Конечно, за малодушие приходится расплачиваться, когда родители умирают и, как в моем случае, не имеешь потомства. Навсегда теряешь возможность дать сыновьям что-то лучшее или что-то другое, чем то, что получил от своих родителей. Не знаю. Верно одно: что ни делай, всегда рискуешь разочароваться или ошибиться. Если, например, такой католик, как я, должен вести девчонку на операцию или, еще хуже того, посылаешь ей со слугой деньги на аборт, чувствуешь себя грешником. Но, может быть, эти нерожденные сыновья спаслись, не попав в наш мерзкий жестокий мир? Или наоборот: попрекают тебя тем, что им отказано испытать жизнь, искусить судьбу, называют тебя преступником, трусом? Не знаю.
Я в самом деле боюсь, что все вы запомните меня именно таким — растерянным, трусливым. Поэтому я и решил написать тебе сейчас, перед смертью. У меня была одна любовь, только одна, — ты. Любовь, которой я проникся к тебе в пятнадцать лет, сохранилась на всю жизнь, до самой смерти. Теперь я могу признаться, что ты отвечала и моему намерению оставаться холостым, и моей потребности любить. Не уверен, поймешь ли ты меня. Но только тебя я мог любить, не изменяя остальным своим убеждениям и правилам. Такой человек, каким был я, и должен был любить тебя только так, как любил я: постоянно, молча, безрадостно. И в то же время именно потому, что я любил тебя, я стал таким, каким был: одиноким, замкнутым, очеловеченным лишь некоторой долей юмора.
Не знаю, сумел ли я выразить свои мысли, смог ли я разобраться в себе самом. Все мы думаем, что хорошо себя знаем. Глубочайшее заблуждение. Подумай обо мне, вспомни меня. И ответь, сможешь ли ты объяснить то, о чем я тебе теперь скажу. Это, наверное, единственная загадка моей жизни, и разгадать я ее не смог до самой своей смерти. По ночам, перед тем как лечь, я выхожу на балкон своей спальни подышать воздухом. Я стараюсь уловить дуновение грядущего утра. Мне удавалось ощутить запах озера, погубленного городом, тоже погубленным. С годами это дается мне все труднее.

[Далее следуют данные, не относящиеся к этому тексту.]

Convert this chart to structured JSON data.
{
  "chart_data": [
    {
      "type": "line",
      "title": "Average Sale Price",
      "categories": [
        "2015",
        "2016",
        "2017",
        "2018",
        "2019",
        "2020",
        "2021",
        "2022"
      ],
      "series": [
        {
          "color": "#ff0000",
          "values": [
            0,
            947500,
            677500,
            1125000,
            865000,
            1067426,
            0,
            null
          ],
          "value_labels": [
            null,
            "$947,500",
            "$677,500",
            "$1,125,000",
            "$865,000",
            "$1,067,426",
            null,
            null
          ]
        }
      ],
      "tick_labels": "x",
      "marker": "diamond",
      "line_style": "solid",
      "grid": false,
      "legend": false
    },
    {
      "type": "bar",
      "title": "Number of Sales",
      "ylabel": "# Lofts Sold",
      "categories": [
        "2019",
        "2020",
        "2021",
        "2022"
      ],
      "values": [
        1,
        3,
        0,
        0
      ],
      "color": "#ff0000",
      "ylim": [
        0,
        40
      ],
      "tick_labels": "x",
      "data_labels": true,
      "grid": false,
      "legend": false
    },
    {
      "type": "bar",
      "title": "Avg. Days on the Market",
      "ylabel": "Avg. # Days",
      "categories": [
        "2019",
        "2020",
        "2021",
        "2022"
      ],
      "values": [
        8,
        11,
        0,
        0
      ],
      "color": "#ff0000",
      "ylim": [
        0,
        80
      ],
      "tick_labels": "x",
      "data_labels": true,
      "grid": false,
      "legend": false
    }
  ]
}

Но не это истинная причина, почему я выхожу на балкон. Часто, когда я там стою, меня начинает бить дрожь, и я с замиранием сердца чувствую, что этот час, эта свежесть, это вечное предвестие бури — хотя бы из пыли, нависшей над Мехико, — могут заставить меня действовать по какому-то безотчетному побуждению, как зверя, укрощенного в этой среде и бродящего на свободе в другой, оставшегося диким где-то на иных широтах. Я боюсь, что вернется, во тьме или с молнией, в ливне или с вихрем пыли, призрак зверя, которым могу быть я сам или мой нерожденный сын.
У меня внутри — зверь, Мария де лос Анхелес, можешь ты это себе представить?»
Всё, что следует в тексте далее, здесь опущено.